A $3.5 million project aims to regrow Tasmania’s giant kelp forests.
Story Kate Newsome Photo Scott Ling
Diving among Tasmania’s giant kelp is like flying through a rainforest. In ideal conditions, this seaweed can grow half a metre each day, unfurling through cold, nutrient-rich waters toward the surface and stretching up to 10 storeys tall.
In temperate areas around the globe, giant kelp forms forests along coastlines, providing sustenance and shelter for a greater diversity of life than almost any other marine community. And although the giant kelp itself isn’t endangered, the ecological communities it forms are on the precipice of extinction. On Tasmania’s east coast, it’s estimated that 95% of the giant kelp forests are gone. It is an ecological and economic imperative to restore these underwater forests because of their role in nurturing marine biodiversity and bolstering reef fisheries.

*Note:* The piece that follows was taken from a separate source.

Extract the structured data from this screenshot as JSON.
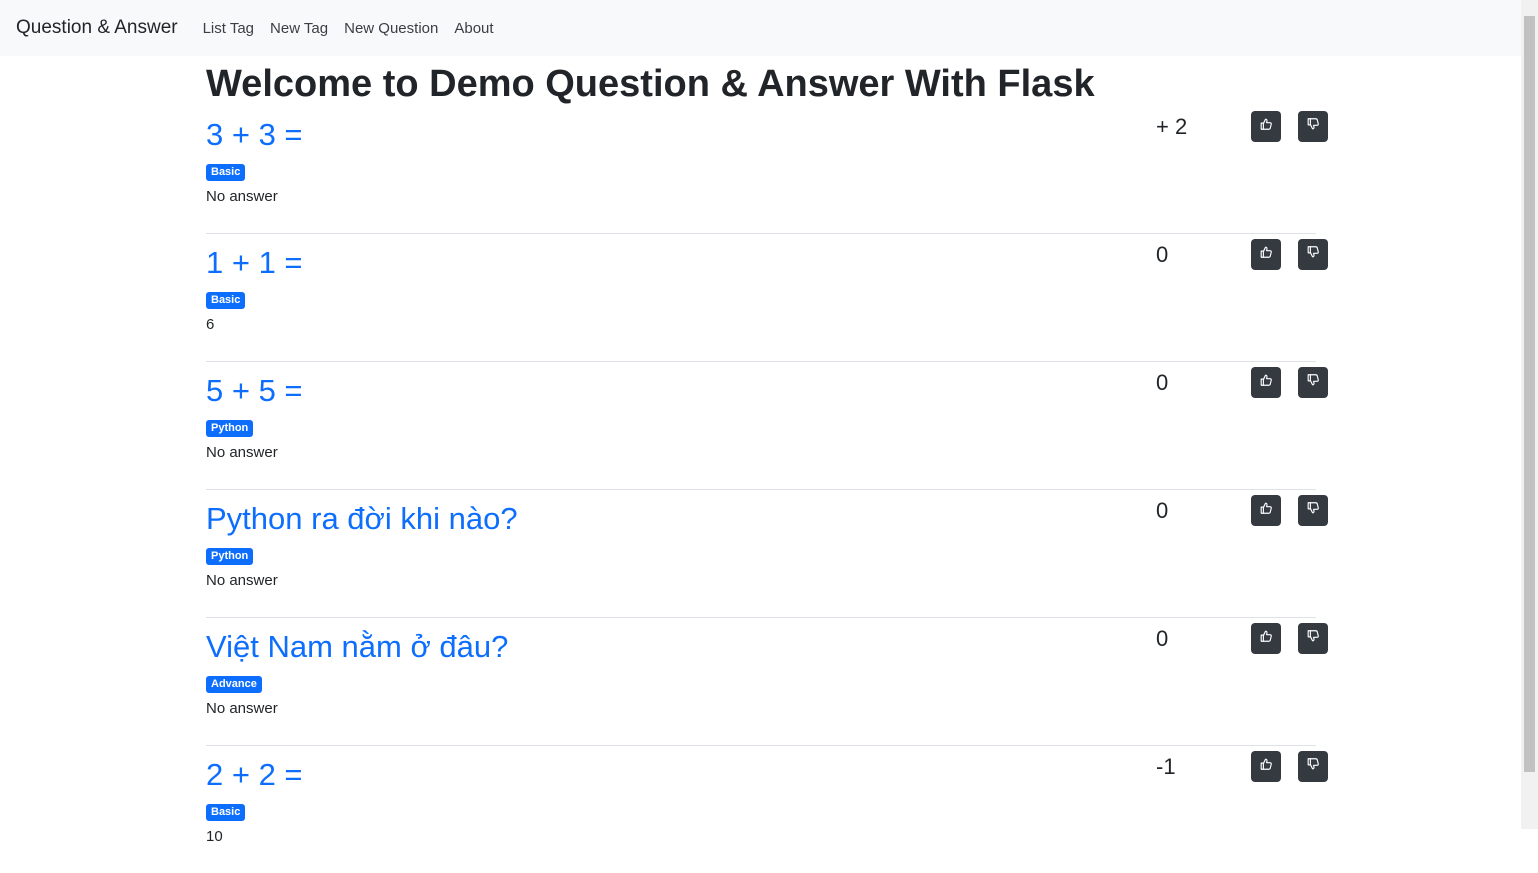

In a $3.5 million Tasmanian Giant Kelp Restoration Project running since 2024, researchers have been focused on 18 sites on Tasmania’s coastline, eight of which are surviving giant kelp forests. The project has been funded through the Federal Government’s Saving Native Species Program in collaboration with commercial, community and research groups, including the Nature Conservancy, Sea Forest and the University of Tasmania. It’s the result of decades of research, finding ways to seed forests from scratch and safeguard what’s left: a feat nothing short of “rebuilding a cathedral”, says Professor Scott Ling of the university’s Institute for Marine and Antarctic Studies (IMAS).